El efecto del alcohol y la pastilla la fueron relajando y deseó poder volar sola, sin sufrir, sin necesitar un golpecito en la mano, ni una mirada de reconocimiento o aprobación. Volar, volar en ese perfecto azul infinito que veía por la ventanilla, sin peso ni equipaje, ni palabras, ni joyas. Libre. Cerró los ojos y echó una cabezada.
El resort lleno de palmeras con bienvenida de zumos exóticos, sombreros de paja, tarjetas para ponerte en el pecho y poder llamar enseguida por su nombre a cualquiera ¿Lulú? No, Lucila, le produjo una sensación de pérdida. ¿Qué hacía ahí? ¿Sería capaz?, y se fue a su cuarto con rigidez en la espalda por el cansancio del viaje y la sorpresa de tener que arrastrar su maleta. ¡Los nuevos y solitarios tiempos!
Hizo varios intentos de integración, de bebidas con sombrillitas de colores, de apuntarse a excursiones y hasta a un concurso, pero se instalaba en ella la certeza de no tener las condiciones necesarias para pertenecer a la manada.
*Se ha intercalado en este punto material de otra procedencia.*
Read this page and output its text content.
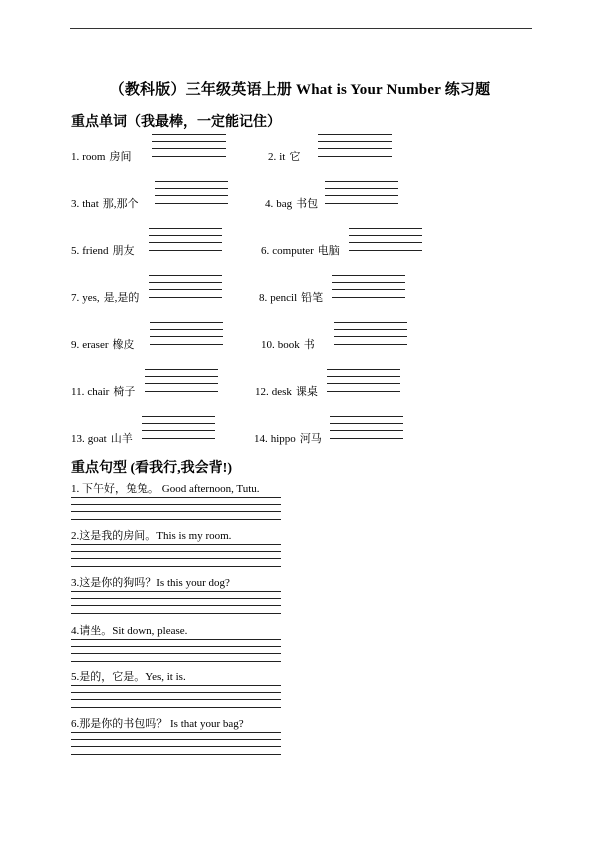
（教科版）三年级英语上册 What is Your Number 练习题
重点单词（我最棒，一定能记住）
1. room 房间	2. it 它
3. that 那,那个	4. bag 书包
5. friend 朋友	6. computer 电脑
7. yes, 是,是的	8. pencil 铅笔
9. eraser 橡皮	10. book 书
11. chair 椅子	12. desk 课桌
13. goat 山羊	14. hippo 河马
重点句型 (看我行,我会背!)
1. 下午好，兔兔。 Good afternoon, Tutu.
2.这是我的房间。This is my room.
3.这是你的狗吗？Is this your dog?
4.请坐。Sit down, please.
5.是的，它是。Yes, it is.
6.那是你的书包吗？ Is that your bag?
Una mañana transparente, tumbada a la espera de no sabía qué, de pronto se fijó en un niño que corría al borde del mar con los brazos abiertos en aspa. Iba y venía como si agarrara el aire con sus manos, concentrado en su juego. Se mojaba los pies alejándose de la ola y reía. Creaba su propio espacio, feliz, sin necesidad de los demás. Y se vio de niña saltando en el borde del mar con ese mismo ímpetu y plenitud, con esa misma irreverencia hacia el tiempo, con la perfecta dejadez de la infancia en la que todo se abre a cualquier posibilidad. Eso dormía dentro de ella, cuando todo era también azul, con la luz brillante reflejándose en el mar, como si cada mañana de verano se estrenara la vida. Por primera vez en mucho tiempo sintió paz y sonrió. Lo suyo no era los viajes en grupo, pero el mundo y su belleza estaban ahí esperándola. Se acercó a la orilla y al pasar, le acarició la cabeza. Él niño la miró sorprendido y siguió indiferente en su juego. Tuvo la certeza de que ya empezaban los nuevos tiempos.